Dazzling Blue‘ contains a warm guitar lead that Simon weaves like a web around the Indian and African-influenced percussion. “Truth or lie, the silence is revealing,” begins the song about accidents and destiny and giving in to the flow of life.

Simon’s graceful harmonies are showcased on ‘Love and Hard Times‘ and ‘Questions for the Angels‘. These songs have the quiet intensity of the 1983 masterpiece ‘Hearts and Bones‘.

Love and Blessings‘ is brimming with Simon’s vibrant abstract imagery. “If the summer kept a secret / 
It was heaven’s lack of rain.”  The song features a sample from 1938 by the Golden Gate Jubilee Quartet, the famed African-American gospel group.

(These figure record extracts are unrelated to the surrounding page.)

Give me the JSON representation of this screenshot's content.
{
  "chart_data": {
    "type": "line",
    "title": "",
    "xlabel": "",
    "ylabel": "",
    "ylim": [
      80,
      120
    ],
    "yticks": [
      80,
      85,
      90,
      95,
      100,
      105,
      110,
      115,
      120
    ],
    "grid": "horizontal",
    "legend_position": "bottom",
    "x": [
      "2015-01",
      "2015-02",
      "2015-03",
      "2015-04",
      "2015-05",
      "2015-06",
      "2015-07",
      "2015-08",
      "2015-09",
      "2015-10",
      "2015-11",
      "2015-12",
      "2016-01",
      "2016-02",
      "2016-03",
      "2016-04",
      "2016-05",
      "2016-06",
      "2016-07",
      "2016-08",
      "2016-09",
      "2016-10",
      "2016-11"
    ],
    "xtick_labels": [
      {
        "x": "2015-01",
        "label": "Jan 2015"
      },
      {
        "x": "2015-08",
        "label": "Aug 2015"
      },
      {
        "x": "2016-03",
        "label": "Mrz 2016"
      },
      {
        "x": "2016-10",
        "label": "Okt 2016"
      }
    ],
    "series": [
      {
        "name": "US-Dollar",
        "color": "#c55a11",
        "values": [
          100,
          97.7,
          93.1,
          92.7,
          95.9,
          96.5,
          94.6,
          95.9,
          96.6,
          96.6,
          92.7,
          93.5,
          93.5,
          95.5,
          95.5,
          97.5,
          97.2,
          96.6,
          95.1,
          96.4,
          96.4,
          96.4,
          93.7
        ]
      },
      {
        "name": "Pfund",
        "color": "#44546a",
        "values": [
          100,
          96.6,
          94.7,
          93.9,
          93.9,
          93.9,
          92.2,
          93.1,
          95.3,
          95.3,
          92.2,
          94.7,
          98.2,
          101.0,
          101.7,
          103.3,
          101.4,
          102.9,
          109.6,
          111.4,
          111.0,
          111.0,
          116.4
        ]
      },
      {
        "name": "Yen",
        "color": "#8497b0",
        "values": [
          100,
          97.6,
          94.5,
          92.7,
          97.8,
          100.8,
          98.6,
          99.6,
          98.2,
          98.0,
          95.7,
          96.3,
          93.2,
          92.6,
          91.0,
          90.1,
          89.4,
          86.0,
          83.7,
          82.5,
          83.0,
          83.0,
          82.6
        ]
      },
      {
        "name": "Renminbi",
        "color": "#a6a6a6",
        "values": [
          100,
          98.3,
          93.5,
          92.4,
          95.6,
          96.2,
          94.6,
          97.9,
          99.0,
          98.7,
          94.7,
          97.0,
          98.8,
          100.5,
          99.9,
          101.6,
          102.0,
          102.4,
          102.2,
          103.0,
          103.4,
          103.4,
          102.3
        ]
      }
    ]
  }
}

So Beautiful or So What‘, the concluding track, has an unrelenting energy that resonates. “Ain’t it strange the way we’re ignorant
/ How we seek out bad advice,” Simon muses as he infuses images of Martin Luther King Jr.’s assassination into his gripping lament. The seeming insignificance of being is explored. “I’m just a raindrop in a bucket
/ A coin dropped in a slot.” In summation, “You know life is what you make of it / So beautiful or so what.” It’s all a matter of perspective and attitude.

This album’s style and texture may draw comparisons to ‘Graceland‘ and ‘The Rhythm of the Saints‘ for the diversity of the instruments employed. Special mention must go to Steve Shehan, applying in various inspired measures the angklung, crotale, djembe, glass harp and talking drum, among other Eastern influenced percussion. Stand-out guitar playing by Vincent Nguini and Jim Oblon is also worthy of applause.

At 38:15, ‘So Beautiful or So What’ is compact, concentrated, and as flavourful as a delicious gumbo that you can’t get enough of. Impressive, lyrically sublime, and as fragile as glass in some instances, Paul Simon’s new music is, as always, cause for rejoice.